Since launching in 2001, the online encyclopedia has published more than 50 million articles and is available in nearly 300 languages. The entries are created, edited and updated by volunteers, and the website is hosted by the Wikimedia Foundation, a non-profit organization.
The site states that its “main purpose is to create, learn, and curate content,” and with that in mind pledges to simplify navigation, aiming “to create a more welcoming experience for all who come to our projects.”
Among the changes users can expect are:
- A reconfigured logo
- Improved search functionality
- A collapsible sidebar
- and simplified language toggling
The site describes its redesign as a multi-year project focusing on the desktop interface, with an overarching goal of creating “an experience that feels similar to our long-time users, yet straightforward and intuitive for new folks.” Inviting feedback from users, Wikipedia acknowledged that the process of revamping one of the internet’s most relied-upon legacy websites will be long and complex, and warned users should expect “bugs, adjustments, and iterations.”
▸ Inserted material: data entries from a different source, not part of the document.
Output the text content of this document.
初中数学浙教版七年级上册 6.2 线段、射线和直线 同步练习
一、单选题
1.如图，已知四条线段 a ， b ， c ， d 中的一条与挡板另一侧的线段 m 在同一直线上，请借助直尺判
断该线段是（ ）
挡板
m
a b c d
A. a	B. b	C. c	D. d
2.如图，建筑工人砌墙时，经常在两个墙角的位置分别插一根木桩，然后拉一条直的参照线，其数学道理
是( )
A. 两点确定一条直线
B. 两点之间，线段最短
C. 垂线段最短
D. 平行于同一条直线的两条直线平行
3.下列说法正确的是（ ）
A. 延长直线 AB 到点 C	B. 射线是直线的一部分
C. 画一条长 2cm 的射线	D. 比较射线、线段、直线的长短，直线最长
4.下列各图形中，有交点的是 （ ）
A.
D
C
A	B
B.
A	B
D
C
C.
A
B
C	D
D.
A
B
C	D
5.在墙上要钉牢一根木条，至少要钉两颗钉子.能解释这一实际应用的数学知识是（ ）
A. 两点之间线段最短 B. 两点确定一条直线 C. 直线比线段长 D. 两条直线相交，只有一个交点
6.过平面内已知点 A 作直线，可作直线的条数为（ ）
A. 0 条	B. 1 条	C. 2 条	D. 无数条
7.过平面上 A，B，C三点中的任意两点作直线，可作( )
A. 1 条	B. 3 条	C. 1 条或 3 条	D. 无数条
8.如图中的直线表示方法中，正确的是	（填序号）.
Though Wikipedia boasts a desire to create a new site that is modern enough to cater to new users, the page will try to stay mostly true to its origin story, by evolving “in a way such that the final product indisputably looks and feels like a Wikimedia project,” Vasileva wrote.
Early changes have been rolled out via early adopter projects, including French, Hebrew, and Portuguese versions of the product, with the site hoping the improvements will appear as defaults on all Wikipedia pages in 2021.